A health care staffing startup that had initially focused on the home setting sees significant opportunity to expand into a skilled nursing space still grappling with the implications of a new Medicare payment model — and it recently pulled down a $5 million funding round to help fuel that growth.
The Los Angeles-based Gento, formerly known as Nursing Without Walls, raised all $5 million in Series A funding from private equity investor Palisades Growth Capital in a deal announced this week, bringing the startup’s total haul to $7 million since its founding in 2016.
“In a vastly changing regulatory landscape, Gento is providing highly cost-effective solutions to the growing in-home health care market,” Jeff Anderson, partner at the Los Angeles-based Palisades, said in a statement announcing the deal.
But while the company staked its early development on the home health space, Gento has already begun to organically grow into the brick-and-mortar post-acute industry — with the new Patient-Driven Payment Model (PDPM) serving as a potential supercharger for demand in novel staffing platforms.
“The traditional ways of staffing, I believe, are over,” CEO and co-founder Victor Gajendran told SNN. “Now it’s the modern era.”
Gajendran calls the Gento model “micro-staffing,” and in practice it works sort of like a rideshare app: Health care providers post openings for available shifts at a specified payment rate. Available clinicians then pick up the shifts that work best, with the nursing home or home health provider charged a flat service fee for the connection.
Over time, the nurses and therapists who use the service build up quality metrics that operators can use when deciding to place certain workers, and providers can block specific job-seekers from seeing open positions at a given facility. The system also uses GPS tracking to monitor the progress of each visit and ensure that the care objectives were actually completed.
“We make sure that the visit really happened,” Gajendran said. “It’s not just finding a body for whoever needs it. It’s actually making sure the care is delivered.”
Gento isn’t the only company on the market with an “Uber for nurses”-style platform — the Waltham, Mass.-based connectRN, for example, has raised $11 million since its 2014 founding, and recently landed a new CEO with a resume that includes stints at tech giant athenahealth and travel service Priceline.
On the clinician side, Gento targets nurses and therapists who may have full-time jobs in other care settings, such as a hospital, but want to pick up the occasional set of extra hours.
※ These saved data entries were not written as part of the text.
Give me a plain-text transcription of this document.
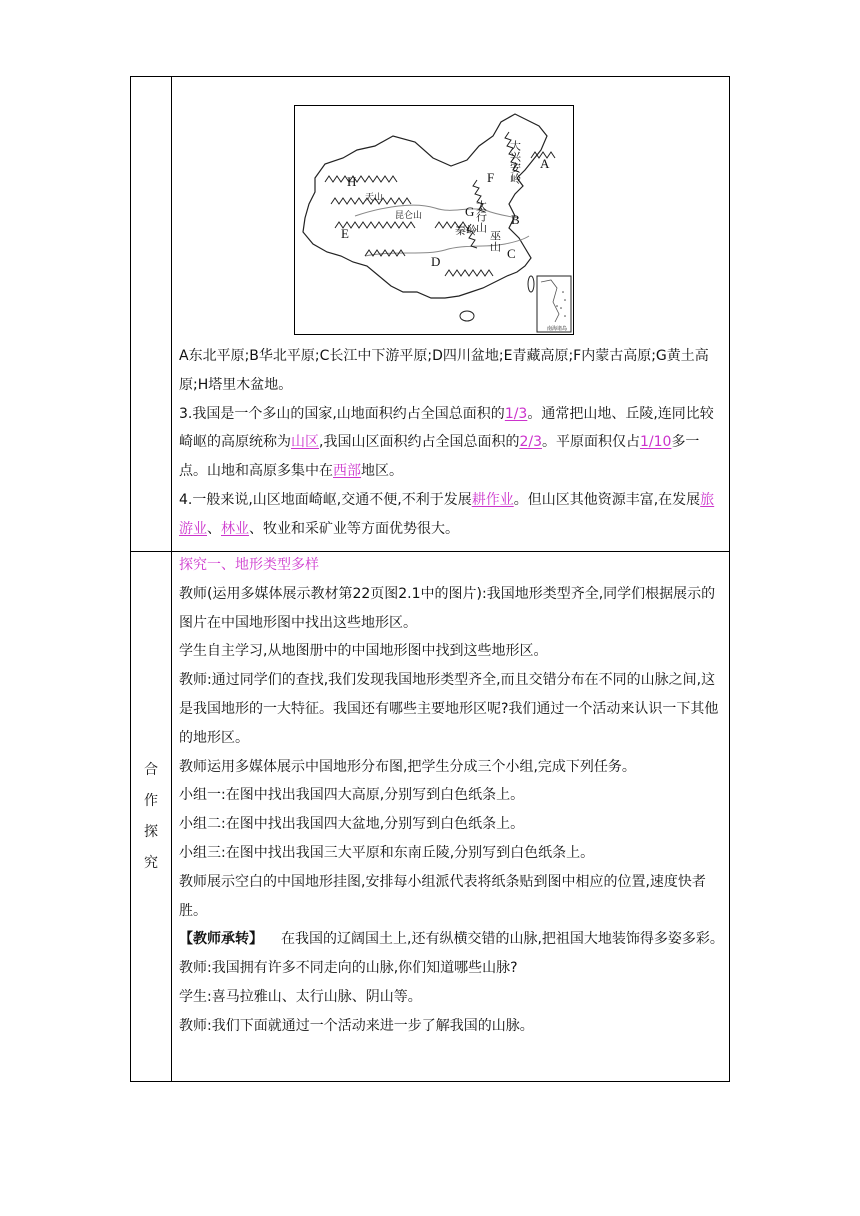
A
B
C
D
E
F
G
H	大兴安岭
太行山
秦岭 巫山
天山
昆仑山
南海诸岛

A东北平原;B华北平原;C长江中下游平原;D四川盆地;E青藏高原;F内蒙古高原;G黄土高原;H塔里木盆地。

3.我国是一个多山的国家,山地面积约占全国总面积的1/3。通常把山地、丘陵,连同比较崎岖的高原统称为山区,我国山区面积约占全国总面积的2/3。平原面积仅占1/10多一点。山地和高原多集中在西部地区。

4.一般来说,山区地面崎岖,交通不便,不利于发展耕作业。但山区其他资源丰富,在发展旅游业、林业、牧业和采矿业等方面优势很大。

合
作
探
究

探究一、地形类型多样

教师(运用多媒体展示教材第22页图2.1中的图片):我国地形类型齐全,同学们根据展示的图片在中国地形图中找出这些地形区。

学生自主学习,从地图册中的中国地形图中找到这些地形区。

教师:通过同学们的查找,我们发现我国地形类型齐全,而且交错分布在不同的山脉之间,这是我国地形的一大特征。我国还有哪些主要地形区呢?我们通过一个活动来认识一下其他的地形区。

教师运用多媒体展示中国地形分布图,把学生分成三个小组,完成下列任务。

小组一:在图中找出我国四大高原,分别写到白色纸条上。

小组二:在图中找出我国四大盆地,分别写到白色纸条上。

小组三:在图中找出我国三大平原和东南丘陵,分别写到白色纸条上。

教师展示空白的中国地形挂图,安排每小组派代表将纸条贴到图中相应的位置,速度快者胜。

【教师承转】 在我国的辽阔国土上,还有纵横交错的山脉,把祖国大地装饰得多姿多彩。

教师:我国拥有许多不同走向的山脉,你们知道哪些山脉?

学生:喜马拉雅山、太行山脉、阴山等。

教师:我们下面就通过一个活动来进一步了解我国的山脉。
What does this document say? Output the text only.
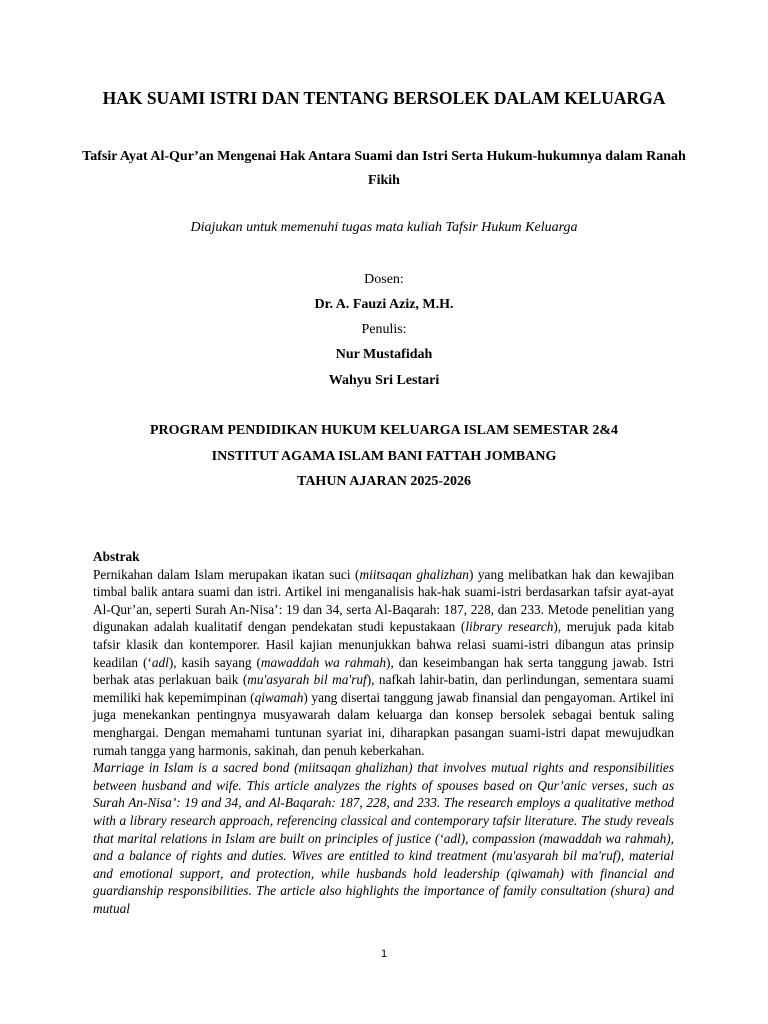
HAK SUAMI ISTRI DAN TENTANG BERSOLEK DALAM KELUARGA
Tafsir Ayat Al-Qur’an Mengenai Hak Antara Suami dan Istri Serta Hukum-hukumnya dalam Ranah Fikih
Diajukan untuk memenuhi tugas mata kuliah Tafsir Hukum Keluarga
Dosen:
Dr. A. Fauzi Aziz, M.H.
Penulis:
Nur Mustafidah
Wahyu Sri Lestari
PROGRAM PENDIDIKAN HUKUM KELUARGA ISLAM SEMESTAR 2&4
INSTITUT AGAMA ISLAM BANI FATTAH JOMBANG
TAHUN AJARAN 2025-2026
Abstrak

Pernikahan dalam Islam merupakan ikatan suci (miitsaqan ghalizhan) yang melibatkan hak dan kewajiban timbal balik antara suami dan istri. Artikel ini menganalisis hak-hak suami-istri berdasarkan tafsir ayat-ayat Al-Qur’an, seperti Surah An-Nisa’: 19 dan 34, serta Al-Baqarah: 187, 228, dan 233. Metode penelitian yang digunakan adalah kualitatif dengan pendekatan studi kepustakaan (library research), merujuk pada kitab tafsir klasik dan kontemporer. Hasil kajian menunjukkan bahwa relasi suami-istri dibangun atas prinsip keadilan (‘adl), kasih sayang (mawaddah wa rahmah), dan keseimbangan hak serta tanggung jawab. Istri berhak atas perlakuan baik (mu'asyarah bil ma'ruf), nafkah lahir-batin, dan perlindungan, sementara suami memiliki hak kepemimpinan (qiwamah) yang disertai tanggung jawab finansial dan pengayoman. Artikel ini juga menekankan pentingnya musyawarah dalam keluarga dan konsep bersolek sebagai bentuk saling menghargai. Dengan memahami tuntunan syariat ini, diharapkan pasangan suami-istri dapat mewujudkan rumah tangga yang harmonis, sakinah, dan penuh keberkahan.

Marriage in Islam is a sacred bond (miitsaqan ghalizhan) that involves mutual rights and responsibilities between husband and wife. This article analyzes the rights of spouses based on Qur’anic verses, such as Surah An-Nisa’: 19 and 34, and Al-Baqarah: 187, 228, and 233. The research employs a qualitative method with a library research approach, referencing classical and contemporary tafsir literature. The study reveals that marital relations in Islam are built on principles of justice (‘adl), compassion (mawaddah wa rahmah), and a balance of rights and duties. Wives are entitled to kind treatment (mu'asyarah bil ma'ruf), material and emotional support, and protection, while husbands hold leadership (qiwamah) with financial and guardianship responsibilities. The article also highlights the importance of family consultation (shura) and mutual

1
For instance, an acute-care nurse may work three long shifts as part of his or her primary job, leaving four additional days available for extra work if desired.
“We are reaping all that excess bandwidth that was stagnant in the community,” Gajendran said.
The model is particularly suited to the home health space, which has long struggled with nurse and therapist turnover — especially during an extended stretch of low unemployment and increasing competition from companies outside of the sector, including Amazon and other large retailers.
But the skilled nursing space is also mired in an extended employment crunch, and Gento’s entrance into the institutional market came from a home health agency owner who was looking for staffing help with some skilled nursing assets. Though the company hadn’t targeted nursing home operators from the start, Gajendran figured that tailoring the product to institutional users would be almost easier than its core business model; after all, unlike the home health setting, the skilled nursing residents are always at the same address.
Gento has since grown its skilled nursing footprint to cover more than 300 facilities, and Gajendran sees massive opportunity ahead amid the shift to PDPM.
The new payment model, which took effect October 1, eliminated operators’ incentive to provide the greatest number of therapy minutes as possible, a factor that led to both confirmed and anecdotal stories of therapist layoffs throughout the country. In addition to straight job reductions, operators have converted therapy staff to PRN status, a term for as-needed shifts; an SNN poll last December found that 43% of operators had laid off some staff, while 53% moved some therapists to PRN.
“Because of this, the demand for our services on the skilled nursing side has really increased,” Gajendran said.
While the PRN conversions may have made expense-savings sense in the short term, operators still must provide uninterrupted care for their residents, and Gajendran said many providers may have difficulty fitting the sudden influx of as-needed workers into a given building’s normal workflow.
“They have to do more with their existing staff, or only use staff on a PRN basis,” he said. “They’ve been doing it manually — in fact many SNFs are used to working with full-time employees, and now they’re struggling to figure out, using manual ways, how to make this PRN thing work.”
And though staffing agencies that specialize in long-term and post-acute care are nothing new, Gajendran touted the efficiency of the tech-forward model; with comparatively less overhead and human interaction, he argued, app-based staffing companies can compete with the entrenched players.
“In an ideal world, we don’t even want to exist in the middle — we want to be away and let the technology take care of it,” he said.